In RE there are the two concepts of principle of progression and principle of regression.

Principle of progression - Smaller/cheaper houses located near bigger nicer homes tend to have their values brought up by those nicer homes.

Principle of regression - Bigger/More expensive houses located near smaller/older homes tend have their values brought down by those lesser valued homes.

For homes you are going to live in, First and foremost the question is if the payment is affordable for you and your family long term, then does the home fit the parameters (size, location, schools, etc), at the last should you worry about the investment value of the property.

People looking at properties as investments have to look at a market where there is 5% rates, FTHB tax credit and incredible stimulus being directly applied to housing. If you were a long term investor you have to balance inflation risks against higher long term rates which will bring down the price of homes.

patch96 said: If you study home appreciation, the cheapest home in the neighborhood almost always appreciates at a greater rate than the more expensive one.

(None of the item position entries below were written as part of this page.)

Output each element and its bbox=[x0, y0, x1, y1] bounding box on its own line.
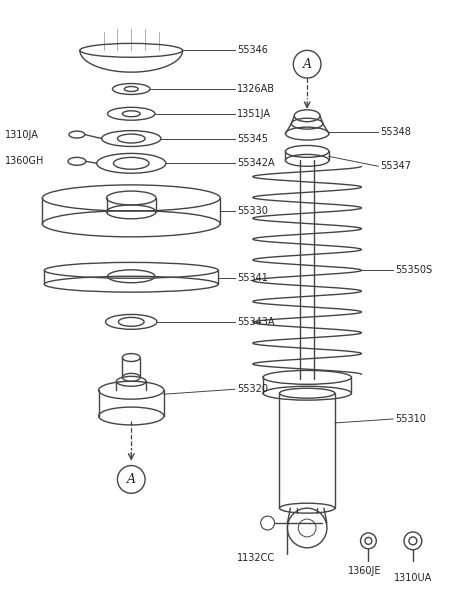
Text: 1351JA: 1351JA bbox=[237, 109, 271, 119]
Text: 55345: 55345 bbox=[237, 133, 268, 144]
Text: 55343A: 55343A bbox=[237, 317, 275, 327]
Text: 1360JE: 1360JE bbox=[348, 565, 381, 575]
Text: 55310: 55310 bbox=[395, 414, 426, 424]
Text: 55330: 55330 bbox=[237, 206, 268, 216]
Text: 55346: 55346 bbox=[237, 45, 268, 55]
Text: 55347: 55347 bbox=[380, 161, 411, 171]
Text: 55350S: 55350S bbox=[395, 265, 432, 275]
Text: 55320: 55320 bbox=[237, 384, 268, 394]
Text: A: A bbox=[127, 473, 136, 486]
Text: 1310JA: 1310JA bbox=[5, 130, 39, 139]
Text: 55348: 55348 bbox=[380, 126, 411, 136]
Text: A: A bbox=[303, 58, 312, 71]
Text: 55341: 55341 bbox=[237, 273, 268, 283]
Text: 55342A: 55342A bbox=[237, 158, 275, 168]
Text: 1132CC: 1132CC bbox=[237, 553, 275, 562]
Text: 1326AB: 1326AB bbox=[237, 84, 275, 94]
Text: 1310UA: 1310UA bbox=[394, 572, 432, 583]
Text: 1360GH: 1360GH bbox=[5, 157, 44, 166]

This is even applicable to homes where one cannot add/expand its living areas.

Its always the best deal.


this sounds like excellent advice in general, but I have to agree with the people who have asked about the rest of the unbuilt sites in the subdivision. sure, this house might be the smallest house at the minute, but odds are the rest of the to-be-built houses are also going to be smaller, which would make this less significant, right? Not an expert by any means, it just seems like a likely scenario considering the way houses are selling at the minute.

I think the whole "keeping up with the Jonses" thing shouldn't be discounted, either. not just in terms of potentially spending more money in order to keep up, but also levels of happiness. lots of studies have shown that people are happiest when they are among the more affluent in their neighborhood (among other things), rather than the least, as a lot of happiness/contentment is relative. not necessarily a financial consideration, but it could be worth thinking about and talking to your family about.

Deleted

UPDATE: We did put an offer on the house and are waiting to hear their response. In terms of the vacant lots, the project consists of 116 plots. There is a phase 1 and phase 2. There are four remaining plots available in phase 1 where all existing houses are worth 500K+. We put an offer for a smaller house on one of those plots in phase 1 for around 350K. Phase 2 will likely have a lot more of these types of "smaller" houses.

I appreciate everyone's input on the scenario. While we won't necessarily be the least expensive house in the entire development, we should be one of the least expensive houses in one section of the development.